Information you already have (from earlier blocks).

Jordan has said:

  • They’ve grown fast and have inconsistent updates.
  • Delivery is “mostly fine”, but there are spikes where it goes wrong.
  • They do manual exports and spreadsheets; finance checks; it goes back to ops.
  • They want something “quick” but IT is busy until next quarter.
  • The COO cares about risk; finance cares about cost; decision ownership is unclear.

Mini rubric (how your segment will be assessed).

1) Structure and control (0–2)

  • Do you guide the conversation with a logical sequence of questions?

2) Question quality (0–2)

  • Do you use open, probing, and clarification questions? Are they specific?

3) Commercial coverage (0–2)

  • Do you cover driver, success, constraints, stakeholders, and timing?

4) Tone (0–2)

  • Do you sound calm, tactful, and consultative?

Useful chunks to include.

Try to include at least six of these exactly or with small adaptations:

  • “Could you tell me a bit more about what is driving this?”
  • “What is happening today that is not working?”
  • “When you say it is difficult, what do you mean in practice?”
  • “Can you give me a recent example?”
  • “What does success look like for you?”
  • “Who else is involved in the decision?”
  • “What would make this a priority this quarter?”
  • “What are the main constraints we should be aware of?”
  • “If you had to choose, what matters most: speed, cost, or quality?”
  • “Let me check I have understood that correctly.”

Final tip: end your segment with a summary + next question.

A strong close sounds like:

> “Let me check I have understood that correctly… Is that fair? If so, the next thing I’d like to understand is…”

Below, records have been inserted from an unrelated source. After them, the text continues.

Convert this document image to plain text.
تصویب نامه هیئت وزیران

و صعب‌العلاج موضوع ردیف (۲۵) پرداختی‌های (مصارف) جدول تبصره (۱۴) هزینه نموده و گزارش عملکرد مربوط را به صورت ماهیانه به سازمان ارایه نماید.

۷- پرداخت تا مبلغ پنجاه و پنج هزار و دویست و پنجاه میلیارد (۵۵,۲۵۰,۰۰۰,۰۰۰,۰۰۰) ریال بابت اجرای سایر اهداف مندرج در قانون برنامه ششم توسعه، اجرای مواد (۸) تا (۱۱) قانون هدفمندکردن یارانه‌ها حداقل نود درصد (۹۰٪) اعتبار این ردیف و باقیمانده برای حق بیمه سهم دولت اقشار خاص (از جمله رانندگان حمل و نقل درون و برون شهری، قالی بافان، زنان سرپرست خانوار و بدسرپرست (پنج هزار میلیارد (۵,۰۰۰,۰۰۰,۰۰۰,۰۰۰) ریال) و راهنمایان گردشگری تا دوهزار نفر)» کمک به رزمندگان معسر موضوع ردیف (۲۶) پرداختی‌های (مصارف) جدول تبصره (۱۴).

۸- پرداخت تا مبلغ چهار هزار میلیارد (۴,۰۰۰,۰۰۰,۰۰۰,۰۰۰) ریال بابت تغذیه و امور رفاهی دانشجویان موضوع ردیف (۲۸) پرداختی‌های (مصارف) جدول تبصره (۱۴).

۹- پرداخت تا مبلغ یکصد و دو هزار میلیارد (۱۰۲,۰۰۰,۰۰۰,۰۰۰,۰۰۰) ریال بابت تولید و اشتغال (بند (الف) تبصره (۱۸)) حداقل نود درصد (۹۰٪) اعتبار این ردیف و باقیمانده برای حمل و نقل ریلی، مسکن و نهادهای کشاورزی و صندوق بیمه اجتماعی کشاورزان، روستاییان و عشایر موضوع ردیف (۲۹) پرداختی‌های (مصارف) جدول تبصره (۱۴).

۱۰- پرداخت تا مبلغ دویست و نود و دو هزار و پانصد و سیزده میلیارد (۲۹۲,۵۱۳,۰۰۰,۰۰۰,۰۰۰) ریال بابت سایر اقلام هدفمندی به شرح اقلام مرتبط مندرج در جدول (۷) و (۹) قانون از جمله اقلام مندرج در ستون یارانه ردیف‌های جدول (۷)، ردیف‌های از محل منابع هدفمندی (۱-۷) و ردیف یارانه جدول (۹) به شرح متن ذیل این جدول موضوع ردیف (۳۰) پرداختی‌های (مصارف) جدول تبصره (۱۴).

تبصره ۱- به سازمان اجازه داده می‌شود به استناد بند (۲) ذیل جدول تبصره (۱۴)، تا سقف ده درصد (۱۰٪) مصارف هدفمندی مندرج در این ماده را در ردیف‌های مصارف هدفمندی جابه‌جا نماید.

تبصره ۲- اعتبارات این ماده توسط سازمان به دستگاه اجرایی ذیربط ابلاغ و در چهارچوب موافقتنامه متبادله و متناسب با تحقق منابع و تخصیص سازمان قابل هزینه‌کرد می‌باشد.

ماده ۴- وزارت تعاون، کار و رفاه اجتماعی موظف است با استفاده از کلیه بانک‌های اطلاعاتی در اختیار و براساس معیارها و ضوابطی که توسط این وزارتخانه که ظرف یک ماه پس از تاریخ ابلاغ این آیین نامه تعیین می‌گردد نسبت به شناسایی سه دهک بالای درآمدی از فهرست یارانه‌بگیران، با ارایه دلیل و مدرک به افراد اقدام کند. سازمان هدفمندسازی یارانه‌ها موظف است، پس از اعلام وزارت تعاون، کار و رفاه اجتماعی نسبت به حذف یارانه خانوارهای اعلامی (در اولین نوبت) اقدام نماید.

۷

That’s how you keep momentum and move towards next steps.

Practice & Feedback

Write your final discovery segment as a short script. Aim for 12–16 lines, like a real call.

Format:

  • Start each of your lines with You:
  • Include a few short client lines with Jordan: (you can keep Jordan’s lines messy and realistic).

Requirements:

  • Use at least six chunks from the list on the screen.
  • Include at least one clarification question (“When you say…, what do you mean in practice?”).
  • Include at least one challenging but tactful question about priority/timing.
  • End with a clear summary starting “Let me check I have understood that correctly…”.

Keep the situation consistent: first discovery call with Jordan at Northbridge Distribution.